Foi um dos primeiros títulos sobre esporte que li, e que continua sendo um dos meus livros de cabeceira. Ali há pouco de tática, muito de arte. E por que uma compilação de crônicas lançada em 1973 ainda é tão importante?
Vamos fazer um breve flashback. Em 1973, Armando Nogueira era 'apenas' o diretor de jornalismo da Rede Globo, cargo que ocupou por 24 anos. Por conta da enorme carga de trabalho, ele teve que deixar o posto de colunista do Jornal do Brasil - na época, o diário mais influente e bem feito do País.
Foi lá, com seu "Na Grande Área", que Armando construiu seu perfil de cronista, aliando a uma paixão quase parnasiana pelo esporte uma excelência estilística. A palavra tinha que ser tão bem tratada quanto a bola. Dessa união entre forma e conteúdo surgiram os textos mais poéticos que o futebol brasileiro conheceu.

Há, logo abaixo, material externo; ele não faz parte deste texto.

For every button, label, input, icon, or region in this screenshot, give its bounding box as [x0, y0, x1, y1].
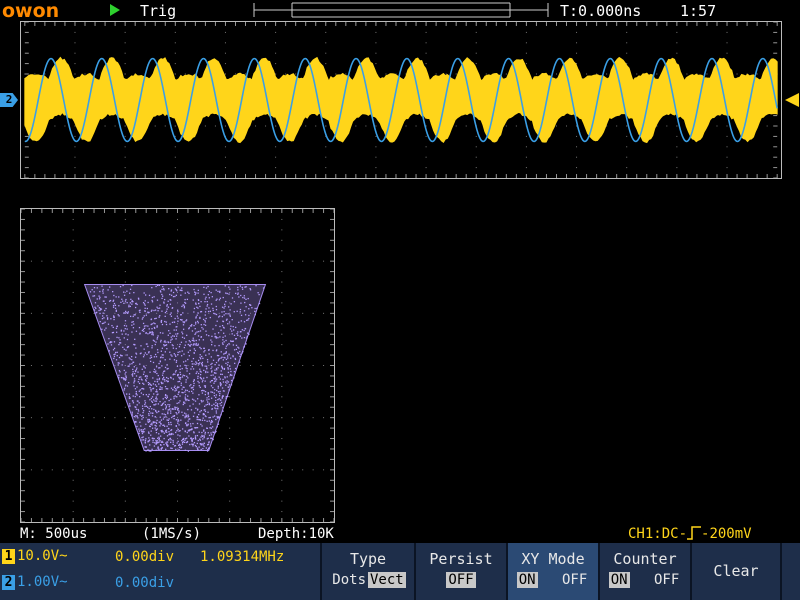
type-title: Type — [322, 550, 414, 568]
clear-menu-button[interactable]: Clear — [690, 543, 780, 600]
type-option-dots[interactable]: Dots — [330, 572, 368, 588]
waveform-display[interactable] — [20, 21, 782, 179]
ch1-frequency: 1.09314MHz — [200, 549, 284, 565]
trigger-level-marker[interactable] — [785, 93, 799, 107]
xy-display[interactable] — [20, 208, 335, 523]
type-option-vect[interactable]: Vect — [368, 572, 406, 588]
ch2-info-row[interactable]: 2 1.00V~ — [2, 574, 68, 594]
menu-edge — [780, 543, 800, 600]
xy-mode-title: XY Mode — [508, 550, 598, 568]
counter-title: Counter — [600, 550, 690, 568]
trigger-setting-label: CH1:DC- -200mV — [628, 526, 752, 542]
ch1-badge: 1 — [2, 549, 15, 564]
xy-lissajous-figure — [85, 285, 266, 452]
ch1-volts: 10.0V~ — [17, 548, 68, 564]
ch2-level-marker[interactable]: 2 — [0, 93, 18, 107]
type-menu-button[interactable]: Type Dots Vect — [320, 543, 414, 600]
persist-title: Persist — [416, 550, 506, 568]
trigger-level-label: -200mV — [701, 526, 752, 542]
run-state-icon — [110, 4, 120, 16]
ch2-volts: 1.00V~ — [17, 574, 68, 590]
memory-position-bar[interactable] — [252, 2, 550, 18]
xy-mode-menu-button[interactable]: XY Mode ON OFF — [506, 543, 598, 600]
persist-value: OFF — [446, 572, 475, 588]
xy-mode-off[interactable]: OFF — [560, 572, 589, 588]
xy-mode-on[interactable]: ON — [517, 572, 538, 588]
trigger-source-label: CH1:DC- — [628, 526, 687, 542]
counter-menu-button[interactable]: Counter ON OFF — [598, 543, 690, 600]
counter-on[interactable]: ON — [609, 572, 630, 588]
ch1-offset: 0.00div — [115, 549, 174, 565]
clock: 1:57 — [680, 2, 716, 20]
clear-title: Clear — [692, 562, 780, 580]
sample-rate-label: (1MS/s) — [142, 526, 201, 542]
counter-off[interactable]: OFF — [652, 572, 681, 588]
timebase-label: M: 500us — [20, 526, 87, 542]
persist-menu-button[interactable]: Persist OFF — [414, 543, 506, 600]
memory-depth-label: Depth:10K — [258, 526, 334, 542]
ch2-badge: 2 — [2, 575, 15, 590]
trigger-status-label: Trig — [140, 2, 176, 20]
rising-edge-icon — [687, 526, 701, 540]
owon-logo: owon — [2, 0, 59, 22]
ch1-info-row[interactable]: 1 10.0V~ — [2, 548, 68, 568]
trigger-time-offset: T:0.000ns — [560, 2, 641, 20]
ch2-offset: 0.00div — [115, 575, 174, 591]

E o auge do trabalho de Armando Nogueira como jornalista esportivo está nas crônicas selecionadas pelo professor Ivan Cavalcanti Proença neste Bola na Rede. Ele conseguiu fazer poesia em prosa. Ajudava para isso a geração mais espetacular do futebol brasileiro - os personagens das crônicas eram Pelé, Garrincha, Tostão, Nílton Santos, Jarizinho, Didi... Sobravam craques.
Mas sobrava também alma nos textos compilados e publicados em Bola na Rede. E aí é melhor mostrar do que explicar:
"A bola rola para todos, mas só dá bola para alguns."
"A equipe treinava e ele ficou na arquibancada, assistindo em silêncio, à preparação dos antigos colegas. Tinha um ar de perdida saudade."
"Faltava-lhe, porém, fazer o gol feito, que é o gol da multidão, o gol de todos os testemunhos, o gol que ninguém no estádio, por descuido ou infortúnio, deixasse de ver, florescendo de seus pés, como já disse, tão amados."
"Driblar - e driblar com tanta graça e naturalidade -, eis um mistério de Garrincha que só Deus pode explicar."
"Deus é esférico."
Se fosse para sugerir uma única crônica de Bola na Rede, seria "O Cronista e Clarice", sobre o desafio que Clarice Lispector lhe fez para escrever sobre a vida. Neste texto, Armando Nogueira faz uma profissão de fé no futebol, no jornalismo e na vida. É a palavra elevada à categoria de arte.